The Soviet communists attempted major reforms to the calendar themselves. Among these was the abolition of the traditional week with its Sundays off and predictable seven-day cycles.

That experiment ultimately failed, but the Soviets did succeed in eradicating many Christian traditional holidays in a country that had been for centuries influenced by popular adherence to the Eastern Orthodox Christian religion.

Once the communists took control of the Russian state, the usual calendar of religious holidays was naturally abolished. Easter was outlawed, and during the years when weekends were removed, Easter was especially difficult to celebrate, even privately.

But perhaps the most difficult religious holiday to suppress was Christmas, and much of this is evidenced in the fact that Christmas wasn’t so much abolished as replaced by a secular version with similar rituals.

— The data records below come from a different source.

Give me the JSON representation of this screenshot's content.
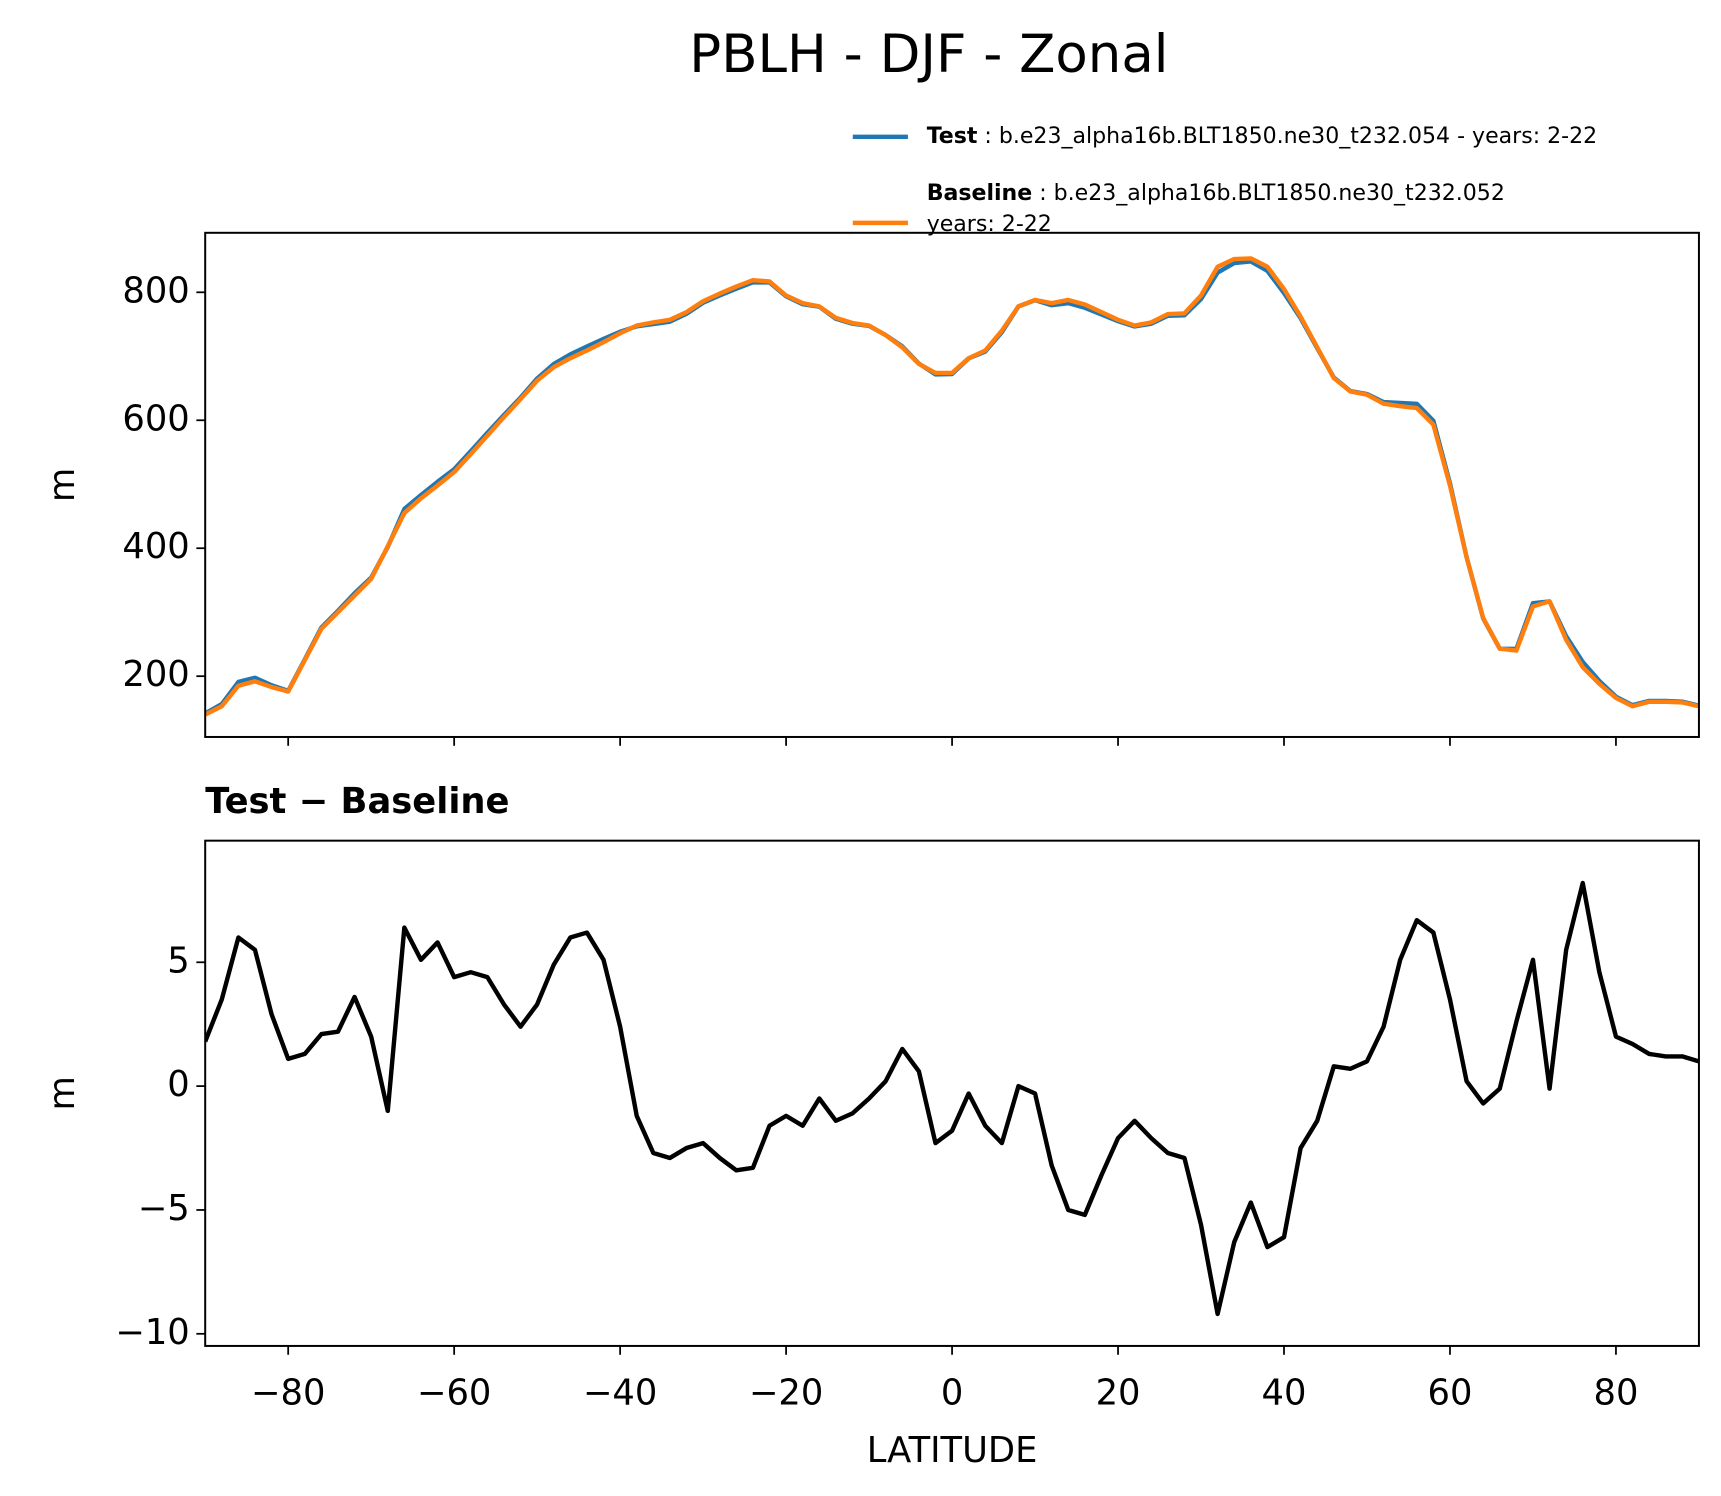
{
  "title": "PBLH - DJF - Zonal",
  "chart_data": [
    {
      "type": "line",
      "ylabel": "m",
      "x": [
        -90,
        -88,
        -86,
        -84,
        -82,
        -80,
        -78,
        -76,
        -74,
        -72,
        -70,
        -68,
        -66,
        -64,
        -62,
        -60,
        -58,
        -56,
        -54,
        -52,
        -50,
        -48,
        -46,
        -44,
        -42,
        -40,
        -38,
        -36,
        -34,
        -32,
        -30,
        -28,
        -26,
        -24,
        -22,
        -20,
        -18,
        -16,
        -14,
        -12,
        -10,
        -8,
        -6,
        -4,
        -2,
        0,
        2,
        4,
        6,
        8,
        10,
        12,
        14,
        16,
        18,
        20,
        22,
        24,
        26,
        28,
        30,
        32,
        34,
        36,
        38,
        40,
        42,
        44,
        46,
        48,
        50,
        52,
        54,
        56,
        58,
        60,
        62,
        64,
        66,
        68,
        70,
        72,
        74,
        76,
        78,
        80,
        82,
        84,
        86,
        88,
        90
      ],
      "series": [
        {
          "name": "Test",
          "label": [
            " : b.e23_alpha16b.BLT1850.ne30_t232.054 - years: 2-22"
          ],
          "color": "#1f77b4",
          "values": [
            141.8,
            156.5,
            191.0,
            197.5,
            185.9,
            177.1,
            226.3,
            276.1,
            302.2,
            329.6,
            354.0,
            402.0,
            461.4,
            483.1,
            503.8,
            523.4,
            551.6,
            580.4,
            608.3,
            635.4,
            665.3,
            687.9,
            703.0,
            715.2,
            727.1,
            738.4,
            746.8,
            750.3,
            754.1,
            766.5,
            783.7,
            795.1,
            805.6,
            815.7,
            815.4,
            793.8,
            781.4,
            777.5,
            758.6,
            750.9,
            747.5,
            733.2,
            715.5,
            688.6,
            671.7,
            672.2,
            696.7,
            707.4,
            737.7,
            778.0,
            787.7,
            779.8,
            783.0,
            775.8,
            765.4,
            754.9,
            746.6,
            750.9,
            763.3,
            764.1,
            789.4,
            830.8,
            845.7,
            848.3,
            833.5,
            798.9,
            759.5,
            712.6,
            666.8,
            645.7,
            641.0,
            628.4,
            627.1,
            625.7,
            599.2,
            501.5,
            386.2,
            290.3,
            242.9,
            242.6,
            314.1,
            316.9,
            262.5,
            222.2,
            192.6,
            168.0,
            154.7,
            161.3,
            161.2,
            160.2,
            154.0
          ]
        },
        {
          "name": "Baseline",
          "label": [
            " : b.e23_alpha16b.BLT1850.ne30_t232.052",
            "years: 2-22"
          ],
          "color": "#ff7f0e",
          "values": [
            140,
            153,
            185,
            192,
            183,
            176,
            225,
            274,
            300,
            326,
            352,
            403,
            455,
            478,
            498,
            519,
            547,
            576,
            605,
            633,
            662,
            683,
            697,
            709,
            722,
            736,
            748,
            753,
            757,
            769,
            786,
            798,
            809,
            819,
            817,
            795,
            783,
            778,
            760,
            752,
            748,
            733,
            714,
            688,
            674,
            674,
            697,
            709,
            740,
            778,
            788,
            783,
            788,
            781,
            769,
            757,
            748,
            753,
            766,
            767,
            795,
            840,
            852,
            853,
            840,
            805,
            762,
            714,
            666,
            645,
            640,
            626,
            622,
            619,
            593,
            498,
            386,
            291,
            243,
            240,
            309,
            317,
            257,
            214,
            188,
            166,
            153,
            160,
            160,
            159,
            153
          ]
        }
      ],
      "xlim": [
        -90,
        90
      ],
      "xticks": [
        -80,
        -60,
        -40,
        -20,
        0,
        20,
        40,
        60,
        80
      ],
      "ylim": [
        105,
        893
      ],
      "yticks": [
        200,
        400,
        600,
        800
      ]
    },
    {
      "type": "line",
      "title": "Test − Baseline",
      "xlabel": "LATITUDE",
      "ylabel": "m",
      "x": [
        -90,
        -88,
        -86,
        -84,
        -82,
        -80,
        -78,
        -76,
        -74,
        -72,
        -70,
        -68,
        -66,
        -64,
        -62,
        -60,
        -58,
        -56,
        -54,
        -52,
        -50,
        -48,
        -46,
        -44,
        -42,
        -40,
        -38,
        -36,
        -34,
        -32,
        -30,
        -28,
        -26,
        -24,
        -22,
        -20,
        -18,
        -16,
        -14,
        -12,
        -10,
        -8,
        -6,
        -4,
        -2,
        0,
        2,
        4,
        6,
        8,
        10,
        12,
        14,
        16,
        18,
        20,
        22,
        24,
        26,
        28,
        30,
        32,
        34,
        36,
        38,
        40,
        42,
        44,
        46,
        48,
        50,
        52,
        54,
        56,
        58,
        60,
        62,
        64,
        66,
        68,
        70,
        72,
        74,
        76,
        78,
        80,
        82,
        84,
        86,
        88,
        90
      ],
      "series": [
        {
          "color": "#000000",
          "values": [
            1.8,
            3.5,
            6.0,
            5.5,
            2.9,
            1.1,
            1.3,
            2.1,
            2.2,
            3.6,
            2.0,
            -1.0,
            6.4,
            5.1,
            5.8,
            4.4,
            4.6,
            4.4,
            3.3,
            2.4,
            3.3,
            4.9,
            6.0,
            6.2,
            5.1,
            2.4,
            -1.2,
            -2.7,
            -2.9,
            -2.5,
            -2.3,
            -2.9,
            -3.4,
            -3.3,
            -1.6,
            -1.2,
            -1.6,
            -0.5,
            -1.4,
            -1.1,
            -0.5,
            0.2,
            1.5,
            0.6,
            -2.3,
            -1.8,
            -0.3,
            -1.6,
            -2.3,
            0.0,
            -0.3,
            -3.2,
            -5.0,
            -5.2,
            -3.6,
            -2.1,
            -1.4,
            -2.1,
            -2.7,
            -2.9,
            -5.6,
            -9.2,
            -6.3,
            -4.7,
            -6.5,
            -6.1,
            -2.5,
            -1.4,
            0.8,
            0.7,
            1.0,
            2.4,
            5.1,
            6.7,
            6.2,
            3.5,
            0.2,
            -0.7,
            -0.1,
            2.6,
            5.1,
            -0.1,
            5.5,
            8.2,
            4.6,
            2.0,
            1.7,
            1.3,
            1.2,
            1.2,
            1.0
          ]
        }
      ],
      "xlim": [
        -90,
        90
      ],
      "xticks": [
        {
          "value": -80,
          "label": "−80"
        },
        {
          "value": -60,
          "label": "−60"
        },
        {
          "value": -40,
          "label": "−40"
        },
        {
          "value": -20,
          "label": "−20"
        },
        0,
        20,
        40,
        60,
        80
      ],
      "ylim": [
        -10.49,
        9.91
      ],
      "yticks": [
        {
          "value": -10,
          "label": "−10"
        },
        {
          "value": -5,
          "label": "−5"
        },
        0,
        5
      ]
    }
  ]
}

Emily Tamkin writes at Foreign Policy: “Initially, the Soviets tried to replace Christmas with a more appropriate komsomol (youth communist league) related holiday, but, shockingly, this did not take. And by 1928 they had banned Christmas entirely, and Dec. 25 was a normal working day.

“Then, in 1935, Josef Stalin decided, between the great famine and the Great Terror, to return a celebratory tree to Soviet children. But Soviet leaders linked the tree not to religious Christmas celebrations, but to a secular new year, which, future-oriented as it was, matched up nicely with Soviet ideology.

“Ded Moroz [a Santa Claus-like figure] was brought back. He found a snow maid from folktales to provide his lovely assistant, Snegurochka. The blue, seven-pointed star that sat atop the imperial trees was replaced with a red, five-pointed star, like the one on Soviet insignia.”

It is perhaps significant that Stalin found the Santa Claus aspect of Christmas worth preserving, and Stalin apparently calculated that a father figure bearing gifts might be useful after all.